Nevada Administrative Code Chapter 695C - Health Maintenance Organizations; Provider-Sponsored Organizations Nevada Administra
1. Purpose of NAC Chapter 695C
Chapter 695C sets rules for Health Maintenance Organizations (HMOs) and Provider-Sponsored Organizations (PSOs) in Nevada. It ensures that these organizations:
Operate legally and ethically
Protect members who enroll in health plans
Meet financial and service-quality standards
Follow professional and administrative regulations
2. Key Definitions
Health Maintenance Organization (HMO): An organization that provides or arranges healthcare services on a prepaid basis, ensuring access to covered services for enrolled members.
Provider-Sponsored Organization (PSO): A healthcare organization typically owned by providers (hospitals, doctors) that offers managed care services and meets specific federal and state requirements.
Subscriber: An individual or employer who purchases a health plan.
Delivery System Intermediary: A legal entity that contracts with the organization to provide healthcare services.
3. Certificate of Authority
Before operating in Nevada, an HMO or PSO must obtain a certificate of authority from the state Commissioner of Insurance. Requirements include:
Detailed application and supporting documents
Demonstration of financial stability
Adherence to operational and reporting standards
Without this certificate, the organization cannot sell or manage health plans in Nevada.
4. Financial Requirements
HMOs and PSOs must maintain:
Minimum net worth to ensure financial stability
Annual audited financial statements prepared by independent accountants
Periodic reports on financial condition and operations to the Commissioner
Failure to meet these requirements can result in fines, suspension, or revocation of the certificate of authority.
5. Sale and Advertising of Plans
Health plans offered by these organizations must:
Clearly disclose benefits, limitations, and exclusions
Avoid misleading or false advertising
Not solicit customers door-to-door without authorization
Clearly indicate any waiting periods or restrictions
This ensures transparency and protects consumers from deceptive practices.
6. Services and Benefits
HMOs and PSOs must provide comprehensive medically necessary services, including:
Physician services
Hospital care (inpatient and outpatient)
Emergency services
Optional services like dental, vision, and pharmaceuticals (for additional cost if offered)
Members must have access to these services through preselected providers or networks.
7. Provider Contracts
Contracts with healthcare providers must:
Detail provider duties and responsibilities
Ensure medically necessary care is provided
Include minimum contract terms (usually one year)

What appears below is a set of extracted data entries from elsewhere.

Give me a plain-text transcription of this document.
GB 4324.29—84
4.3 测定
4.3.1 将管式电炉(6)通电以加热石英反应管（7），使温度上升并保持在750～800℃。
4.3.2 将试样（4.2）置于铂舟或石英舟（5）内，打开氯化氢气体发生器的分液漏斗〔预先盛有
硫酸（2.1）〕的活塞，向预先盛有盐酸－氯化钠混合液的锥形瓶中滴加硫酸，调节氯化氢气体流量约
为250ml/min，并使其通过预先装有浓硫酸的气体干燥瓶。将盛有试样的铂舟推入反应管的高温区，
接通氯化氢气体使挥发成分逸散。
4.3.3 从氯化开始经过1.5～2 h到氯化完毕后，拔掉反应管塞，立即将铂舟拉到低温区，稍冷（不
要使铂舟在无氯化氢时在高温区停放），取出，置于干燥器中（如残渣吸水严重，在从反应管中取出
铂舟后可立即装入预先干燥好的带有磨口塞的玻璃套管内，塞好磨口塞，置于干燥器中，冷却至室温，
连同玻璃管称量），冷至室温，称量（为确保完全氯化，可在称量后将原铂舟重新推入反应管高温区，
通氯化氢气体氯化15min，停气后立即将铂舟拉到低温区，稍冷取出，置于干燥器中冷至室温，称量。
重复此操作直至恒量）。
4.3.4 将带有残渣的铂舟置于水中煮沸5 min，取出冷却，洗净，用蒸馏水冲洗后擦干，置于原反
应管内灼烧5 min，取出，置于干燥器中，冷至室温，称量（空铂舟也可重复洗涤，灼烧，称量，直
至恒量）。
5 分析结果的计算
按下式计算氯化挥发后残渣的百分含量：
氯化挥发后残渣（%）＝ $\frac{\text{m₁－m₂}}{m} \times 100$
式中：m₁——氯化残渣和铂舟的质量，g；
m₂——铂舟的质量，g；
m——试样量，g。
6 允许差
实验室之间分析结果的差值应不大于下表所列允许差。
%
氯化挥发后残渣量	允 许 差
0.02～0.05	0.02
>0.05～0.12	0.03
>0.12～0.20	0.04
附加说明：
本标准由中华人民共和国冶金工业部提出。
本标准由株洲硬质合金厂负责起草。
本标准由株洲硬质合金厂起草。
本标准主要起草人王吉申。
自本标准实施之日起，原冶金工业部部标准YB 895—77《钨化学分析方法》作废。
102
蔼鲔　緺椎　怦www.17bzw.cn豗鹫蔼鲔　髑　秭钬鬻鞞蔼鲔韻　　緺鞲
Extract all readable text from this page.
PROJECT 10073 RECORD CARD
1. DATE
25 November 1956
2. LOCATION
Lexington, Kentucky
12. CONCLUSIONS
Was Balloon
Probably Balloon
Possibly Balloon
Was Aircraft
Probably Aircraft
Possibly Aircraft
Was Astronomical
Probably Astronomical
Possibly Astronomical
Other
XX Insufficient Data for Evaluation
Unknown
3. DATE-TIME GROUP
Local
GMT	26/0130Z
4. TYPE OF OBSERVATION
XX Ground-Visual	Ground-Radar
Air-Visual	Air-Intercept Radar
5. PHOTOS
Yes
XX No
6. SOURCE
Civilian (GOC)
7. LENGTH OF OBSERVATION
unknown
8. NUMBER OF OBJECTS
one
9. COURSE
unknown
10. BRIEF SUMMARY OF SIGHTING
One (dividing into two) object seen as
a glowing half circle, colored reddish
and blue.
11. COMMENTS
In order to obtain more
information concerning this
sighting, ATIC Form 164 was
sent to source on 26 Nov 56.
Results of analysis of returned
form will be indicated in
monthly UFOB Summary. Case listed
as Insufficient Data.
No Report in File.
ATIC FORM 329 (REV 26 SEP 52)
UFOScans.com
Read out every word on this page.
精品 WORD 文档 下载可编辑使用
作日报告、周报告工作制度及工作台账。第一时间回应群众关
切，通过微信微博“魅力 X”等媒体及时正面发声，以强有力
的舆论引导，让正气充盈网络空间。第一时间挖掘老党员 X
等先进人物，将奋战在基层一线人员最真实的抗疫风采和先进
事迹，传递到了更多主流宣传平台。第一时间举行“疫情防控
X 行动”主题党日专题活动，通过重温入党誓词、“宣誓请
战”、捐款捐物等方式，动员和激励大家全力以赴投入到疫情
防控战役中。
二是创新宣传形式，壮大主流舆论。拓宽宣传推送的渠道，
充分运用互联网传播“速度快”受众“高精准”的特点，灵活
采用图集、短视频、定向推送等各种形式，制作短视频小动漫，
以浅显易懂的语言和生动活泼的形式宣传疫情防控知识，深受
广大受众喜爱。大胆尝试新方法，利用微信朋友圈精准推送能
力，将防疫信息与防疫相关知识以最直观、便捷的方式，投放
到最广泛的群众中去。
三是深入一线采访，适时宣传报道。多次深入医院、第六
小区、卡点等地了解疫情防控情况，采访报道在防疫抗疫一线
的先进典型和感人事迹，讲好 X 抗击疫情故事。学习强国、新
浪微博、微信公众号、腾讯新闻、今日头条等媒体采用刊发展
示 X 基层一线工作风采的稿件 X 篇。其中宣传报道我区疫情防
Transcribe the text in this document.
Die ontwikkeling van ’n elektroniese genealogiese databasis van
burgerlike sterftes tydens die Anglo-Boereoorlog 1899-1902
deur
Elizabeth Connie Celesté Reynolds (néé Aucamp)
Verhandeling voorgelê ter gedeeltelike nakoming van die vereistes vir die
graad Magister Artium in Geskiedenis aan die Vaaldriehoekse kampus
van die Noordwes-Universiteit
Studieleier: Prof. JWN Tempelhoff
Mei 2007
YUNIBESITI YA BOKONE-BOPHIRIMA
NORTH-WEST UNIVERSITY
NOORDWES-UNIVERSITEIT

Protect members from personal liability for covered services
Providers are expected to maintain professional standards and adequate insurance coverage.
8. Administration and Member Rights
Organizations must:
Maintain records of complaints and resolutions
Report complaint statistics annually
Ensure quick resolution of minor issues (within one business day)
Members have rights to fair treatment, access to services, and clear information about their coverage.
9. Prohibited Practices
HMOs and PSOs must:
Avoid misleading advertising
Not use terms like “insurance” or “mutual” unless licensed accordingly
Operate only after certification under Chapter 695C
These rules prevent consumer confusion and maintain professional integrity.
10. Quality Assurance Programs
Organizations must implement programs to monitor care quality, including:
Reviewing outcomes of medical services
Maintaining written procedures for quality assurance
Establishing a committee of healthcare professionals to oversee and improve care
Correcting issues identified in reviews
This ensures that members receive safe and effective healthcare.
Summary
NAC Chapter 695C ensures that HMOs and PSOs in Nevada:
Operate responsibly and ethically
Provide medically necessary care
Maintain financial stability
Follow strict reporting and quality standards
Protect members from unfair practices
It is a comprehensive framework that governs both the financial and operational aspects of healthcare organizations, while safeguarding the rights of patients and ensuring the quality of care.